1050P - Whole-body diffusion MRI and skeletal lesions in thyroid cancer: diagnostic and therapeutic implications

Date 01 October 2012
Event ESMO Congress 2012
Session Poster presentation III
Topics Thyroid Cancer
Staging procedures (clinical staging)
Basic Principles in the Management and Treatment (of cancer)
Presenter Laura Locati
Authors L. Locati1, R. Granata2, P. Potepan3, G. Aliberti4, E. Civelli5, P. Bossi2, E. Montin3, L. Licitra2
  • 1Head & Neck Unit, Fondazione IRCCS - Istituto Nazionale dei Tumori, 20133 - Milano/IT
  • 2Oncologia Medica, Fondazione IRCCS - Istituto Nazionale dei Tumori, 20133 - Milano/IT
  • 3Department If Radiodiagnostic, Fondazione IRCCS - Istituto Nazionale dei Tumori, 20133 - milano/IT
  • 4Department Of Nuclear Medicine, Fondazione IRCCS - Istituto Nazionale dei Tumori, 20133 - milano/IT
  • 5Department Of Diagnostic Imaging And Radiotherapy, Fondazione IRCCS - Istituto Nazionale dei Tumori, 20133 - milano/IT



Forty-fifty percent of the patients with metastatic TC suffer from bone metastases. 99mTc scintigraphy is employed to assess bone lesions although it lacks of accuracy, mostly in lytic lesions of differentiated thyroid cancer (DTC). CT scan has a sensitivity of 71-100% while data on the accuracy of 18F-FDG-PET/CT are scanty. MRI captures both bone and bone marrow involvement, more common in medullary thyroid cancer (MTC). Whole body MRI (WB) and whole-body diffusion (WB-DWI) are emerging as accurate tools for detection and therapy monitoring of bone metastases. We investigated the role of WB and WB-DWI in bone lesions from TC i) sensitivity and specificity; ii) evaluation of response during TKIs.

Material and methods

Radiological records of patients with metastatic TC submitted to WB-DWI at the baseline staging were reviewed. For our first purpose, patients with at least one another bone imaging were included. A false-positive was a positive bone imaging not confirmed by histopathology or/and another imaging technique or by two imaging exams. A false-negative was a negative finding on bone imaging and a positive one on another imaging method plus histopathology or by two imaging methods. For each imaging modality, sensitivity, specificity and accuracy were calculated. For the secondary aim were considered only patients scanned by WB-DWI at baseline and during TKIs treatment.

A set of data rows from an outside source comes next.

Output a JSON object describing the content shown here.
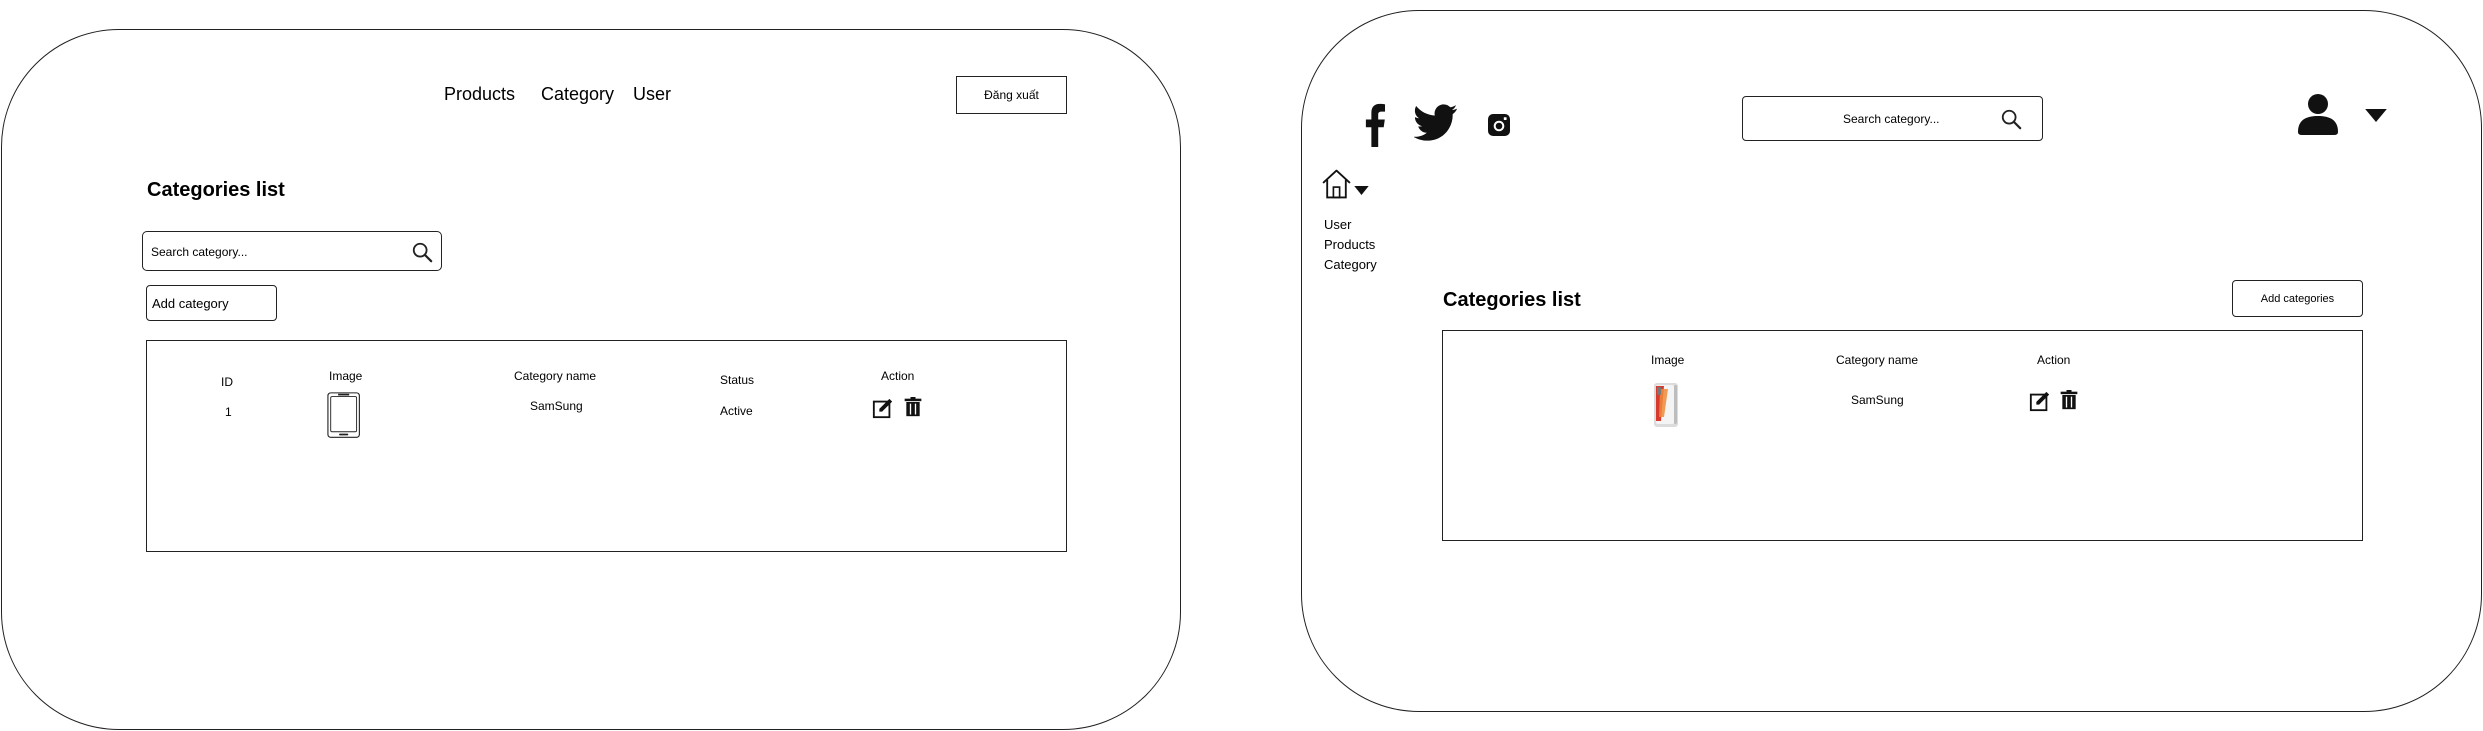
{
  "left_panel": {
    "nav": [
      "Products",
      "Category",
      "User"
    ],
    "logout_label": "Đăng xuất",
    "page_title": "Categories list",
    "search_placeholder": "Search category...",
    "add_label": "Add category",
    "table": {
      "headers": {
        "id": "ID",
        "image": "Image",
        "category_name": "Category name",
        "status": "Status",
        "action": "Action"
      },
      "rows": [
        {
          "id": "1",
          "category_name": "SamSung",
          "status": "Active",
          "image_icon": "tablet-icon"
        }
      ]
    }
  },
  "right_panel": {
    "social_icons": [
      "facebook-icon",
      "twitter-icon",
      "instagram-icon"
    ],
    "search_placeholder": "Search category...",
    "sidebar": {
      "items": [
        "User",
        "Products",
        "Category"
      ]
    },
    "page_title": "Categories list",
    "add_label": "Add categories",
    "table": {
      "headers": {
        "image": "Image",
        "category_name": "Category name",
        "action": "Action"
      },
      "rows": [
        {
          "category_name": "SamSung",
          "image_icon": "phone-image-icon"
        }
      ]
    }
  },
  "colors": {
    "stroke": "#222222",
    "phone_red": "#d63a2f",
    "phone_silver": "#e6e6e6"
  }
}
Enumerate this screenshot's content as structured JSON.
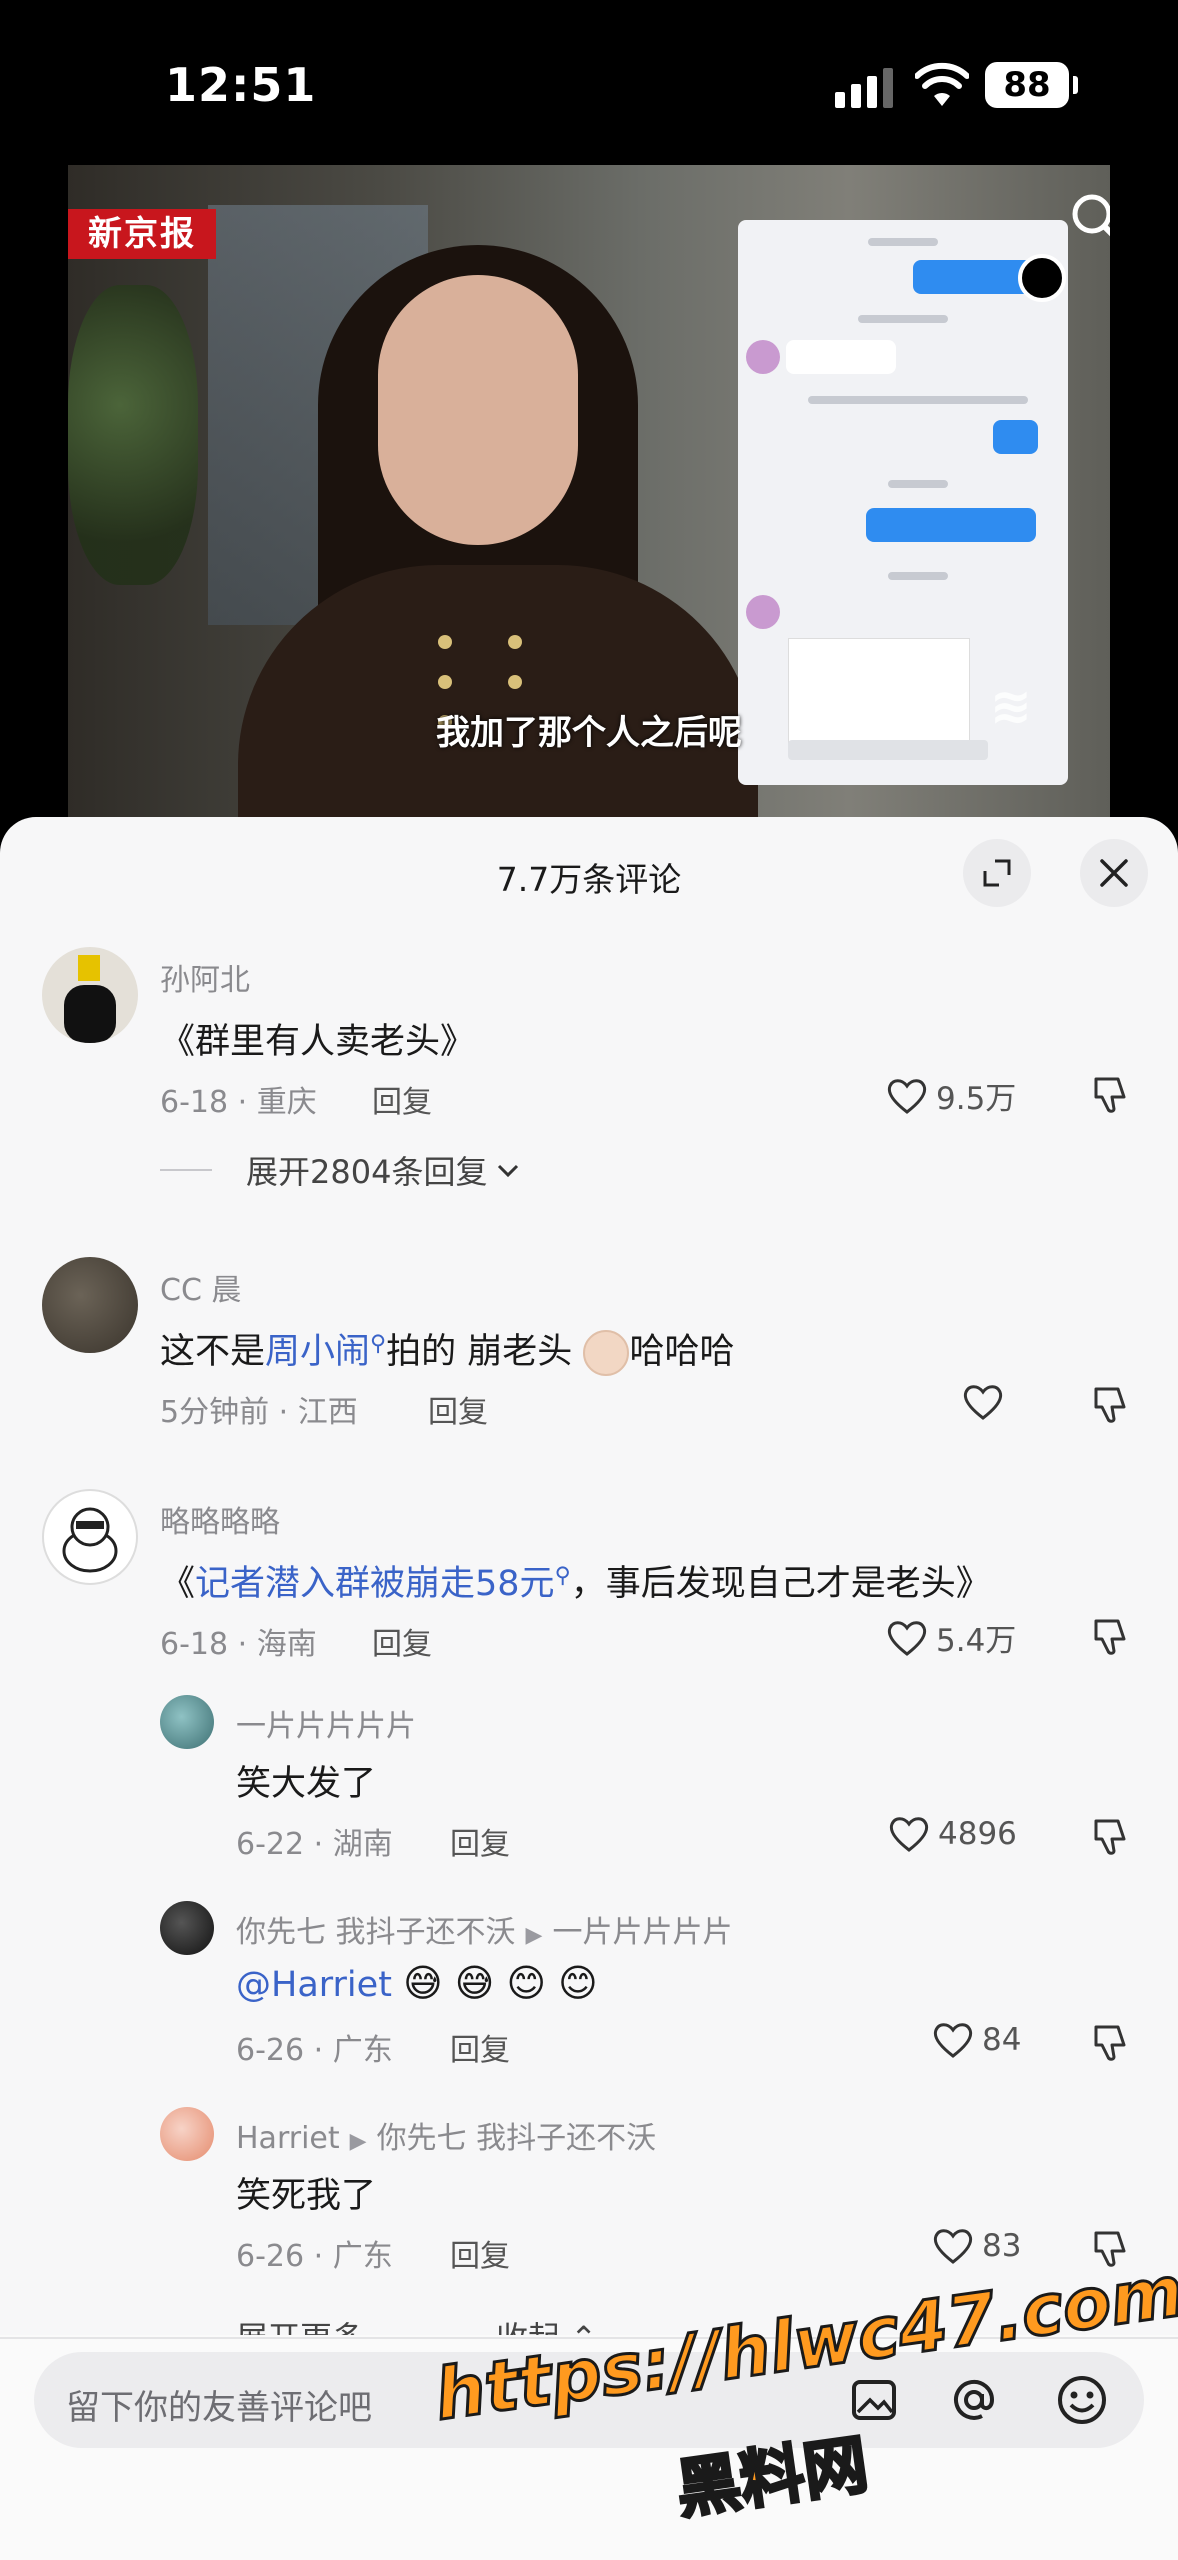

Since 2010, nine MTC (5M/4F) and five DTC (3M/2F) patients were selected. Results of the first aim are listed in the table.

WB-DWI Bone scan Bone CT
Number of exams 14 12 12
True-positive 10 8 8
True-negative 4 4 4
False-positive 0 1 (MTC) 0
False-negative 0 1 (DTC) 1 (MTC)
Sensitivity % 100 88 88
Specificity % 100 80 100
Accuracy % 100 86 92

In five (4 MTC/1 DTC) out eight (62%) true-positive bone scan, WB-DWI demonstrated a higher number of bone lesions. In three patients (2 MTC/1 DTC), WB-DWI showed a cystic evolution in the responding lesions during TKI (apart from the histotype).


In our hands WB-DWI is the best imaging method to identify bone lesions from TC. It could potentially address unmet clinical and therapeutic needs for a reliable measure of bone lesion response in this rare tumors.


All authors have declared no conflicts of interest.